Nevertheless, to feed our needs of his compassion, God needs
our little contribution. He needs our little gifts to perform the miracle and
give it back for the needs of many. In the Holy Eucharist that we celebrate
every day, that image is manifest. Your gifts, your offerings are what the
priest, through the consecration and the eucharistic prayer, acting in ‘persona
Christi’, multiplies to feed the need of the whole congregation. If you give
nothing for the Eucharistic Banquet, the miracle cannot be effective. A Eucharist without offertory lacks of its
essence. We read that Jesus said to his disciples who were worrying about the
people, “There is no need for them to go away; give them some food yourselves.”

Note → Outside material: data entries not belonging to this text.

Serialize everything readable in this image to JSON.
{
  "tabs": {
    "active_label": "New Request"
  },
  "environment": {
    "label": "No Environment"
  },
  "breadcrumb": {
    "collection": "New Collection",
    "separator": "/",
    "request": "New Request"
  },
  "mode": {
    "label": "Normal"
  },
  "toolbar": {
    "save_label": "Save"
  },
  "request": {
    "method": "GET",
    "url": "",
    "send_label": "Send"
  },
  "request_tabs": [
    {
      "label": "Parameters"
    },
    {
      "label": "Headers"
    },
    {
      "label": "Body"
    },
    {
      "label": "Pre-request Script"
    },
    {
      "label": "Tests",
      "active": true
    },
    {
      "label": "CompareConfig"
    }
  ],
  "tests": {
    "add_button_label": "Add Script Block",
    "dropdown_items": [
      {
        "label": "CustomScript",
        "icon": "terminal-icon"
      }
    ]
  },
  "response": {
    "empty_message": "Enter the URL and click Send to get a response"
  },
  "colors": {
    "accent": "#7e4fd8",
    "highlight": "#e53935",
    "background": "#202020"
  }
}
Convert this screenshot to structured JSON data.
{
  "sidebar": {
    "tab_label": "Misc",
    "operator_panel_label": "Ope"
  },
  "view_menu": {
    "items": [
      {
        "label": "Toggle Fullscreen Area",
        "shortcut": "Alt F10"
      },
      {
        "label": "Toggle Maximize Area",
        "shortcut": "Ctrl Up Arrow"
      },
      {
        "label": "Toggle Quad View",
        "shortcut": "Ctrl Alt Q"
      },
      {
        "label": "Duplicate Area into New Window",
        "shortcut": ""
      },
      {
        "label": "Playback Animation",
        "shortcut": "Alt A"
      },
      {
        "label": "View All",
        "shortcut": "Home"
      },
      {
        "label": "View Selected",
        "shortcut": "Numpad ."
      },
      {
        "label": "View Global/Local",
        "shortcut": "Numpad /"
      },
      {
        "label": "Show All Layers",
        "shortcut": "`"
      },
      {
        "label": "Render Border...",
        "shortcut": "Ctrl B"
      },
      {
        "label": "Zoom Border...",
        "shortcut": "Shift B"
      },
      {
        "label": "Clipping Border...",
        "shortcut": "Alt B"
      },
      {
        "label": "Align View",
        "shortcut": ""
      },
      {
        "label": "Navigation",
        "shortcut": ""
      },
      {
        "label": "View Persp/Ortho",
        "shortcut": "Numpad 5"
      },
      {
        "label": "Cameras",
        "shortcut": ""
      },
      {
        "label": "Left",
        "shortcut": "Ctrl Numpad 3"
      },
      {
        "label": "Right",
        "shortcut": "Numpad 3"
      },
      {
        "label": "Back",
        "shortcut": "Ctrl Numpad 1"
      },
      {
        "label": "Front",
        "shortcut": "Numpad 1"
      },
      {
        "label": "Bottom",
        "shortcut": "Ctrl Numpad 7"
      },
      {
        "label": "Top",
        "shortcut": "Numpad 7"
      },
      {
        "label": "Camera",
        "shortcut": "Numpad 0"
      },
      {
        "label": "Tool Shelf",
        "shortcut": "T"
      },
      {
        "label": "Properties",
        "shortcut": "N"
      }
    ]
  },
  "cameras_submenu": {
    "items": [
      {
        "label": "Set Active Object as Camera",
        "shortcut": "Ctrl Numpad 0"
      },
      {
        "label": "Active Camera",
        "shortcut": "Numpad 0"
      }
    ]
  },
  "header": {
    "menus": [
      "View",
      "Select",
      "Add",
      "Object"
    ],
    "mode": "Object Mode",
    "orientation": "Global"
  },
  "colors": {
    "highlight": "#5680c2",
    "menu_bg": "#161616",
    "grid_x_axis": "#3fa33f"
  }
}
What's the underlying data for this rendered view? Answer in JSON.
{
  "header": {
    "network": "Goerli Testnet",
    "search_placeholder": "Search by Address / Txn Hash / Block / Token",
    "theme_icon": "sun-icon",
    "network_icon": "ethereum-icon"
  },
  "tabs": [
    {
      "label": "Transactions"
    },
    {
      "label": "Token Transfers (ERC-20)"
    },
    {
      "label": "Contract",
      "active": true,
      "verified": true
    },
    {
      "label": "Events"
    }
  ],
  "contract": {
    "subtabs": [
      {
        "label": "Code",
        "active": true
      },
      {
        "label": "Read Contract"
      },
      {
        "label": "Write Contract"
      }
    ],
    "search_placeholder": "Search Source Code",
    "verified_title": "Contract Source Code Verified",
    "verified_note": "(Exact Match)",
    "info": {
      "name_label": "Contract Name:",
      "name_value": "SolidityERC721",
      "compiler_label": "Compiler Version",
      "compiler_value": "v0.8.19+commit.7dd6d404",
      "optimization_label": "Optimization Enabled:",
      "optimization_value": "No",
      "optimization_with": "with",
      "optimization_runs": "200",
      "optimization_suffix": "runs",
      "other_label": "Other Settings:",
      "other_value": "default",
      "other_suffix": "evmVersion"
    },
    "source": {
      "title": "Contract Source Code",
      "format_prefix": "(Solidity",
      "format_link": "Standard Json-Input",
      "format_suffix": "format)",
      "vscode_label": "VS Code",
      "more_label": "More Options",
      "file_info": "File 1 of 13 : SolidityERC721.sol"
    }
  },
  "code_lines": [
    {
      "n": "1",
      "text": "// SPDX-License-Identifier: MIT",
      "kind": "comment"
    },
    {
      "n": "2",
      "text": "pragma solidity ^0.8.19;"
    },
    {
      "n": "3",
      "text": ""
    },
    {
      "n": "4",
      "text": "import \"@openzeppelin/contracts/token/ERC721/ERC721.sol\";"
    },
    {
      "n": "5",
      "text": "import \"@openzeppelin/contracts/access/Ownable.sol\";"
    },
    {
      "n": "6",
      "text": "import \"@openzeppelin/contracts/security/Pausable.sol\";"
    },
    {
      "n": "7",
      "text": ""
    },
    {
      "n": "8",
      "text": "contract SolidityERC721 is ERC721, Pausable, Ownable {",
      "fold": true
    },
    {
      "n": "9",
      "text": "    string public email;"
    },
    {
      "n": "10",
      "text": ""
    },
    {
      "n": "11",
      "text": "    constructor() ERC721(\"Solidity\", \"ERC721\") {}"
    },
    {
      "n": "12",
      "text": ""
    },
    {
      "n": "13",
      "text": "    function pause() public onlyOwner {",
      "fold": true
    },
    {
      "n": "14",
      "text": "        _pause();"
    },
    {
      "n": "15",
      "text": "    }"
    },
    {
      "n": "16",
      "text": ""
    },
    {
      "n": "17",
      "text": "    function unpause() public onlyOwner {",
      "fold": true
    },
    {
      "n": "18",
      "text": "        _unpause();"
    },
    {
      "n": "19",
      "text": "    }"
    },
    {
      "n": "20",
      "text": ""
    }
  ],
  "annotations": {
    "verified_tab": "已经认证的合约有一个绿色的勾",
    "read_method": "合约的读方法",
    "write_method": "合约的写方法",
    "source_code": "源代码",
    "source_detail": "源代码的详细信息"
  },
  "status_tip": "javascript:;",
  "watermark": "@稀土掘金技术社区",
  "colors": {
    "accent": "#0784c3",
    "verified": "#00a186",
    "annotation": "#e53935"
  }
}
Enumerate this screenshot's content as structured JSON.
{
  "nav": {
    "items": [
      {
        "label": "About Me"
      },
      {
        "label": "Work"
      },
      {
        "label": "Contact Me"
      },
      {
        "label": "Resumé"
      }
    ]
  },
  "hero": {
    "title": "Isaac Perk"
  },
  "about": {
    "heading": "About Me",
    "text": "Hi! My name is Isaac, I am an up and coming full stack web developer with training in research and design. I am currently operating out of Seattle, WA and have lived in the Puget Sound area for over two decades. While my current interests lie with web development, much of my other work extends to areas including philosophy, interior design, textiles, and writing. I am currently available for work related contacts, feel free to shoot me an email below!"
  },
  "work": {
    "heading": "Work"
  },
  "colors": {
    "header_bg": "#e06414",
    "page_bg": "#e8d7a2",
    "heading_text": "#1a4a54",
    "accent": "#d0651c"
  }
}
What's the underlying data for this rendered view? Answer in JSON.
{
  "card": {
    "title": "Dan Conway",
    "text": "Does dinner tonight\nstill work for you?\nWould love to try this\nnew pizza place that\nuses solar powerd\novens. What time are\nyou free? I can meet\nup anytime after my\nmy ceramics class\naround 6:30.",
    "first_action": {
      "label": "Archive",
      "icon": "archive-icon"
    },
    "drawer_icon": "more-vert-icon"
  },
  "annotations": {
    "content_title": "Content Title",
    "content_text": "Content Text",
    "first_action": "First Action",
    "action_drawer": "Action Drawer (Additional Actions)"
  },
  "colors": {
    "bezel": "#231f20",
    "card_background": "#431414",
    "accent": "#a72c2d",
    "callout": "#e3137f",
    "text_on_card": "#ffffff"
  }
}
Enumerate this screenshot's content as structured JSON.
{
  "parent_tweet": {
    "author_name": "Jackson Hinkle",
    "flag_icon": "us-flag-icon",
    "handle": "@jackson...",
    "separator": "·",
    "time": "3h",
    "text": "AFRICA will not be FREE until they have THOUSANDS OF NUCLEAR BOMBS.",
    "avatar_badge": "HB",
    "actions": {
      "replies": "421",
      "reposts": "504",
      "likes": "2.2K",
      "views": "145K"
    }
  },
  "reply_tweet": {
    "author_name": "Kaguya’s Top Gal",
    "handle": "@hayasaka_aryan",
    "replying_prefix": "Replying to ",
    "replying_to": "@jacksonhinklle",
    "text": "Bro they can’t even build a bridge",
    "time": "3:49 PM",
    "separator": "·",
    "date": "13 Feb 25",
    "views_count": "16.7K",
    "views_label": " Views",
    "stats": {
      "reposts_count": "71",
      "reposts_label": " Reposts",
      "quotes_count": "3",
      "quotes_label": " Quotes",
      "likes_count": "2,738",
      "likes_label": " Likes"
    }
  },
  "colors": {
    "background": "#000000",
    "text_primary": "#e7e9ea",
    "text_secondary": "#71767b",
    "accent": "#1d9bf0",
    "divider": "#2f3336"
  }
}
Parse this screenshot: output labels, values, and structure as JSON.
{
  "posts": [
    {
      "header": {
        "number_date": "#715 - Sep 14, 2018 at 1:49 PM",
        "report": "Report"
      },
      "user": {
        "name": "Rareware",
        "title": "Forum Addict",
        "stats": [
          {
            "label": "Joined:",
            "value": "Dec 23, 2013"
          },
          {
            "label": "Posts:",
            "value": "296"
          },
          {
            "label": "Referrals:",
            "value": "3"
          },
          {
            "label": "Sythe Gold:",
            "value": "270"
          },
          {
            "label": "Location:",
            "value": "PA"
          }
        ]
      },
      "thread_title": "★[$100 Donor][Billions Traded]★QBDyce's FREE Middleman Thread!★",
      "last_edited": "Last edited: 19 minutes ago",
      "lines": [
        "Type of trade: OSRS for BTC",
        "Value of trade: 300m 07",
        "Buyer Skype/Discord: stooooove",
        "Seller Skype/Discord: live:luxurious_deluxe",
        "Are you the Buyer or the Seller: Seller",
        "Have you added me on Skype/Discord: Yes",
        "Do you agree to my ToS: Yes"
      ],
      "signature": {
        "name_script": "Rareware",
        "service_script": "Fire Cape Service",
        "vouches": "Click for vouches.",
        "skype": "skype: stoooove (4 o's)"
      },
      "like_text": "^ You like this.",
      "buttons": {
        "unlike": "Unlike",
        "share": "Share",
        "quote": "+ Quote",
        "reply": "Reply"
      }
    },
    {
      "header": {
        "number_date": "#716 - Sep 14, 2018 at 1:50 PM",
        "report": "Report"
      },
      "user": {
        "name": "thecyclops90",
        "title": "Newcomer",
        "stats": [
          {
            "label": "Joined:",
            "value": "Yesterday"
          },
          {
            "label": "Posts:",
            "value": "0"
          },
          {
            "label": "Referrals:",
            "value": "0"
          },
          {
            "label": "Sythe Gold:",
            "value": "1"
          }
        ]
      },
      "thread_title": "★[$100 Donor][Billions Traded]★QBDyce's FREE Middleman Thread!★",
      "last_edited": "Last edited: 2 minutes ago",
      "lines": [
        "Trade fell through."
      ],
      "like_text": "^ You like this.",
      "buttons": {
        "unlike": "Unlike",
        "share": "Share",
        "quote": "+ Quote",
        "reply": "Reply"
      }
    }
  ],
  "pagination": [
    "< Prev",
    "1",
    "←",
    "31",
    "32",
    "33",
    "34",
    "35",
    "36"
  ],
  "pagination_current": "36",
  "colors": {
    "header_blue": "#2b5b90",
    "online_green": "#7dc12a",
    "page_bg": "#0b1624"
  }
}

And at the answer of the disciples, “Five loaves and two fish are all we have
here.” He said, “Bring them here to me.” If they did not bring those few five
breads, the miracle would have not been possible. This saying meets the assertion
that “giving brings about more”. For, God’s grace proves always outpouring and
overflowing when a man opens his hands to give for the needs of others. The
Eucharistic mystery is made possible not only by the actions and words of the
priest but also and above all by what you give, what you bring with you when
you come to mass.
The common and somewhat natural tendency of the human being
is to keep everything for oneself, to accumulate. We think that we will get
more by keeping. This tendency, however, is always contradicted by the
mathematics and the philosophy of God. With the Lord, you lose what you keep
egoistically and you gain from what you generously give. Keeping makes no
multiplication. It is only through giving to the needy that we multiply what we
have. And this is the arithmetic formula and the equation of God’s love.
St. Paul, in the second reading, speaks of that love. The
apostle tells us that no creature and nothing can separate us from God’s love
manifested to us in Christ. We are all subjects of that love. We have been
created by his love and to love and we are loved by Him. We can get the
evidence of that saying only when we give back that love. Love grows in the
heart that loves. It is through giving the love that you obtain love, just as
it is in showing compassion that one receives compassion. At the banquet of
God’s love, the counterpart or the payment will be love. For, love is the only
worth settlement of the bill of love.
Then a challenge to you and me, is the song of the Psalmist: “The hand of the Lord feeds us; he answers all our needs.” If God himself opens his hand to feed us and answer to our needs, we should in return make it our obligation to open our hands and hearts to our brothers and sisters and never close our ears and eyes to their needs.